Not to go on a tangent here, but what is the exact definition of being alive? Is it something that breathes, or does it have to be something that has self-awareness? Okay, that’s enough with the existential jargon; in Toy Story, we have inanimate objects that spring to life when not in humans’ presence. 

This revolutionary Disney movie helped usher in the future of the company’s animation style into the CGI realm. Toy Story also has a fantastic story about friendship and accepting that things do change and that people must come to terms and adapt to these changes, whether positive or negative. Also, there aren’t any deaths in the movie as the broken toys can easily be repaired.

Duration: 1 h 21 min

Rating: G

6. Ratatouille (2007)

Ratatouille is a movie set in Paris, France, about a highly talented rat that can cook and helps a young kitchen worker become a chef in a famous Paris restaurant.

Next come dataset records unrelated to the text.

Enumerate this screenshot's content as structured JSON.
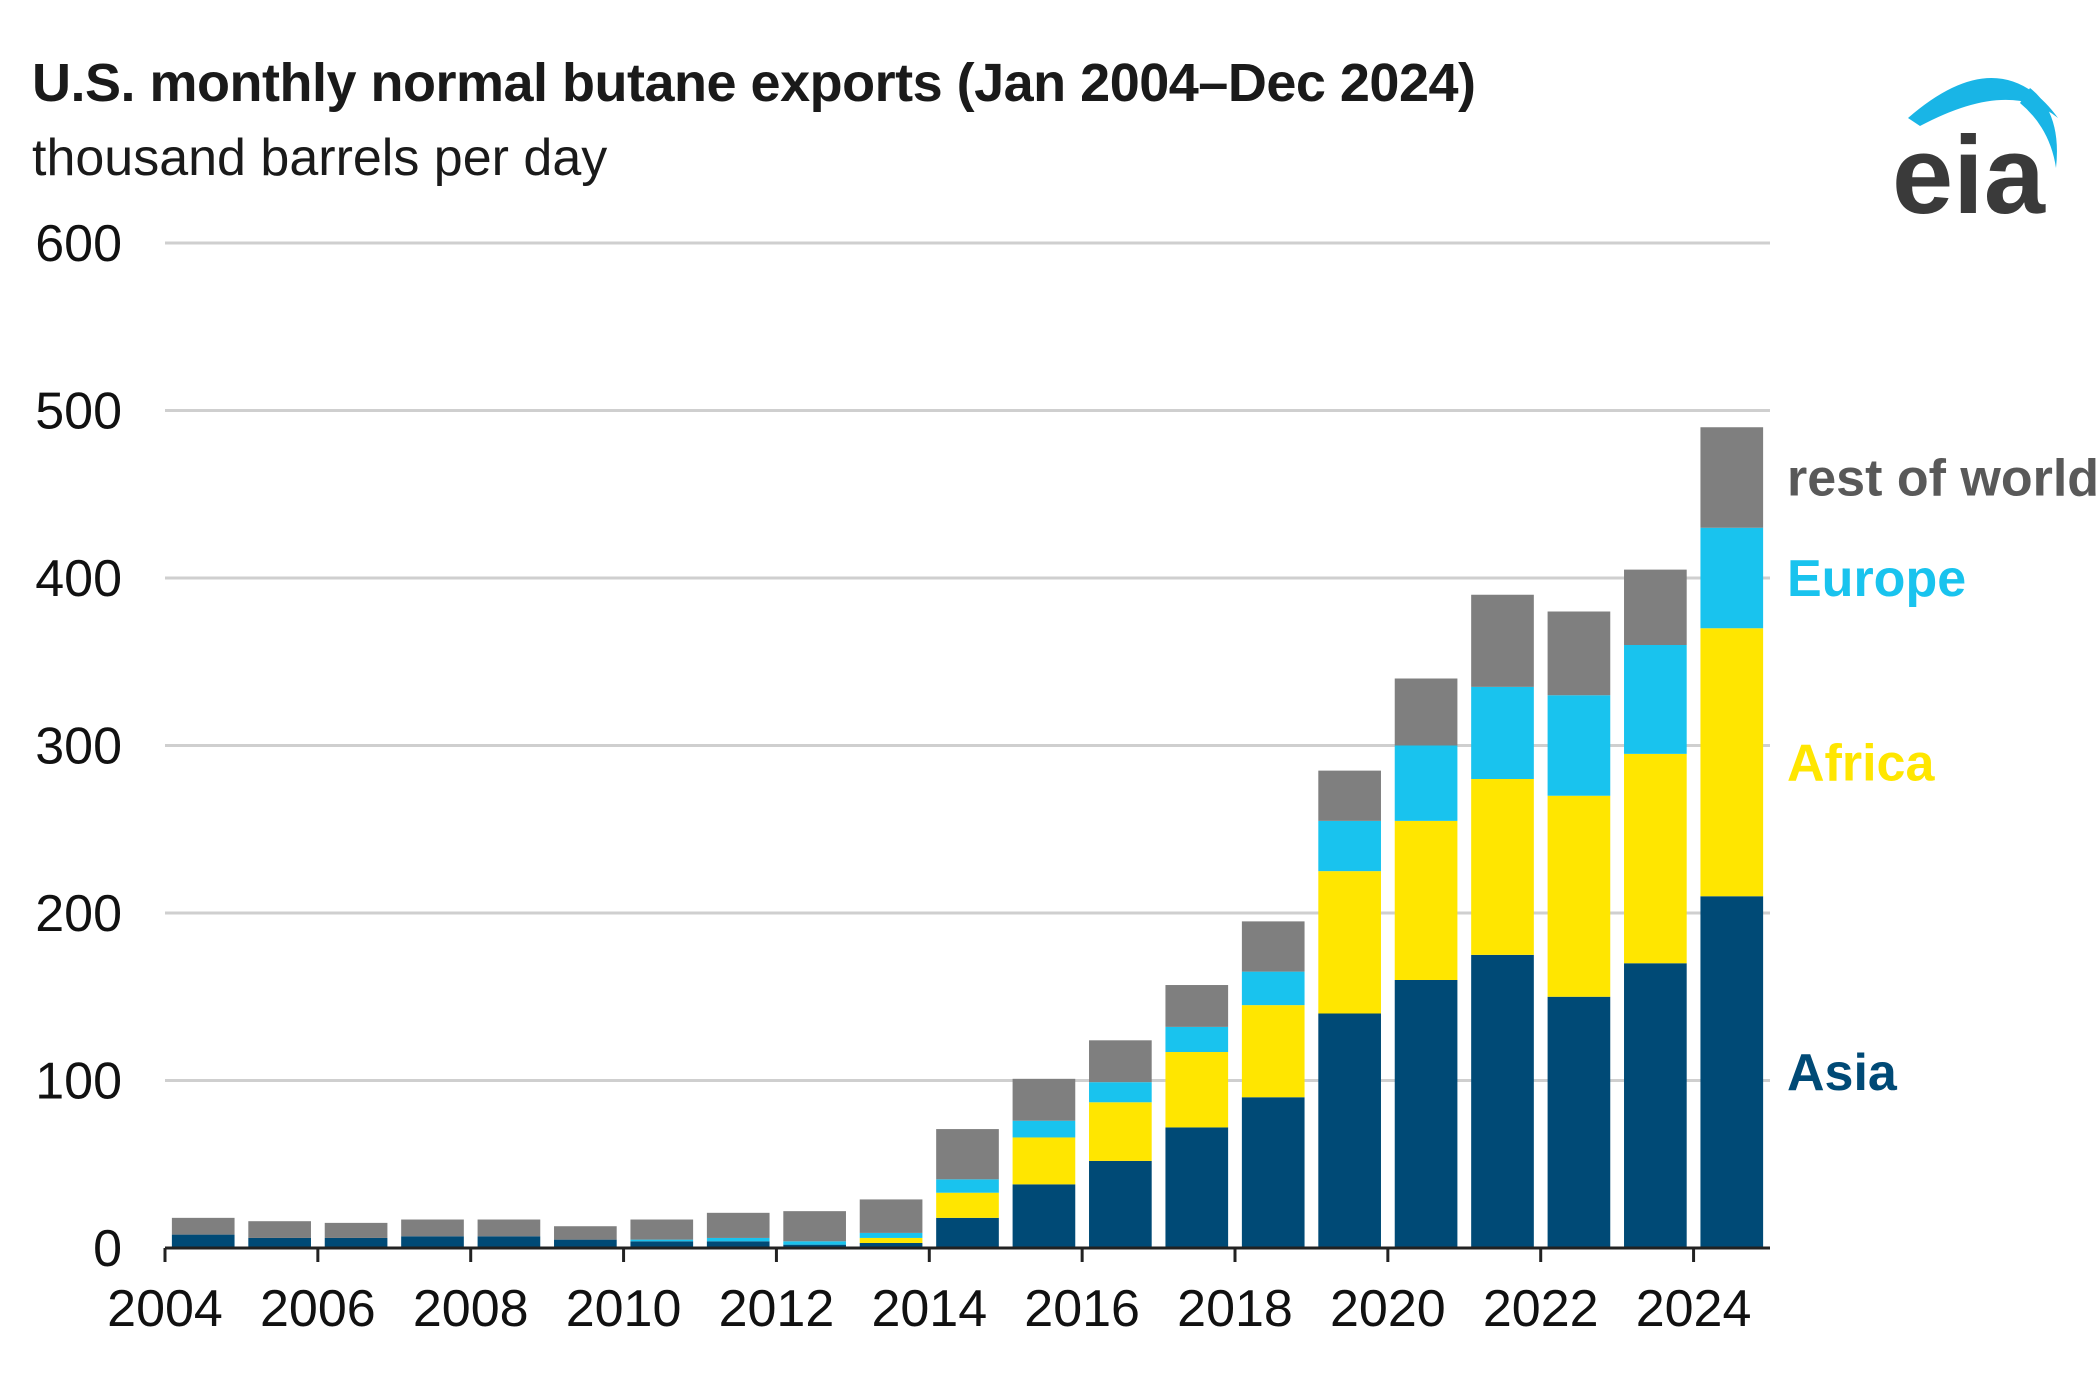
{
  "header": {
    "title": "U.S. monthly normal butane exports (Jan 2004–Dec 2024)",
    "subtitle": "thousand barrels per day"
  },
  "logo": {
    "text": "eia",
    "icon": "eia-logo-icon"
  },
  "chart_data": {
    "type": "bar",
    "stacked": true,
    "ylim": [
      0,
      600
    ],
    "yticks": [
      0,
      100,
      200,
      300,
      400,
      500,
      600
    ],
    "xlim": [
      2004,
      2025
    ],
    "xticks": [
      "2004",
      "2006",
      "2008",
      "2010",
      "2012",
      "2014",
      "2016",
      "2018",
      "2020",
      "2022",
      "2024"
    ],
    "grid": true,
    "legend": "direct-labels-right",
    "x": [
      "2004",
      "2005",
      "2006",
      "2007",
      "2008",
      "2009",
      "2010",
      "2011",
      "2012",
      "2013",
      "2014",
      "2015",
      "2016",
      "2017",
      "2018",
      "2019",
      "2020",
      "2021",
      "2022",
      "2023",
      "2024"
    ],
    "series": [
      {
        "name": "Asia",
        "color": "#004a76",
        "values": [
          8,
          6,
          6,
          7,
          7,
          5,
          4,
          4,
          2,
          3,
          18,
          38,
          52,
          72,
          90,
          140,
          160,
          175,
          150,
          170,
          210
        ]
      },
      {
        "name": "Africa",
        "color": "#ffe600",
        "values": [
          0,
          0,
          0,
          0,
          0,
          0,
          0,
          0,
          0,
          3,
          15,
          28,
          35,
          45,
          55,
          85,
          95,
          105,
          120,
          125,
          160
        ]
      },
      {
        "name": "Europe",
        "color": "#19c3ee",
        "values": [
          0,
          0,
          0,
          0,
          0,
          0,
          1,
          2,
          2,
          3,
          8,
          10,
          12,
          15,
          20,
          30,
          45,
          55,
          60,
          65,
          60
        ]
      },
      {
        "name": "rest of world",
        "color": "#7f7f7f",
        "values": [
          10,
          10,
          9,
          10,
          10,
          8,
          12,
          15,
          18,
          20,
          30,
          25,
          25,
          25,
          30,
          30,
          40,
          55,
          50,
          45,
          60
        ]
      }
    ]
  }
}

There isn’t any reason for any of the characters in the film to die as the theme is about prejudice and the disadvantage of certain groups in particular arts and industries. 

The film centers on a rat named Remy (Patton Oswalt), who has dreams of becoming one of the best chefs in Paris. He gets a crack at achieving this dream when he comes across a young kitchen worker named Linguini (Lou Romano). It turns out that Remy can take complete control of Linguini’s body by pulling at his hair. Hence, the unlikely duo sets off to achieve their dreams in the culinary world. 

Duration: 1 h 51 min

Rating: G 

7. 101 Dalmatians (1961)

101 Dalmatians is a beloved Disney classic about the titular spotted canines and their impressive numbers. The movie celebrates family and parenthood and is an all-around feel-good movie. Even the dastardly Cruella De Vil, who wishes to turn the loveable puppies into one of her fashion coats, gets a pass, in the end, ending up with a sore back, headache, and the realization that she will never get her hands on that fur coat that she wants so much. 

This is a fun, lighthearted movie for the whole family and features nothing too serious except for Cruella’s intentions for the puppies and the fact that the film is a great reason to have your pets neutered. 

Duration: 1 h 19 min

Rating: G

8. The Sword in the Stone (1963)

A classic retelling of the legend of King Arthur, The Sword in the Stone is an animated musical fantasy film from Disney and is another one of the company’s all-time greats. The story follows a young Arthur who dreams of becoming a knight. However, during a hunting trip, Arthur meets a wizard named Merlin, who is suffering from amnesia. 

Merlin finds Arthur’s fortune particularly interesting and believes that the young boy is destined for great things. Merlin starts teaching the young boy about the world and how it works, but it seems that the path to greatness will not be easy. 

Duration: 1 h 19 min

Rating: G

9. Fantasia (1940)

Fantasia is a true Disney classic and a marvel of animation in its time; Fantasia is a fantastic blend of top-tier animation and great orchestral music. The movie doesn’t have a traditional plot as Disney animators simply wanted to explore and experiment with what they could accomplish with the best animators in the industry. 

The result is a visual feast for the senses that combines tantalizing animation with the grandeur of classical music such as Stravinsky’s Rite of Spring and Mussorgsky’s Night on Bald Mountain. While there are no deaths in the movie, the scene featuring Night on Bald Mountain can be intense for younger viewers.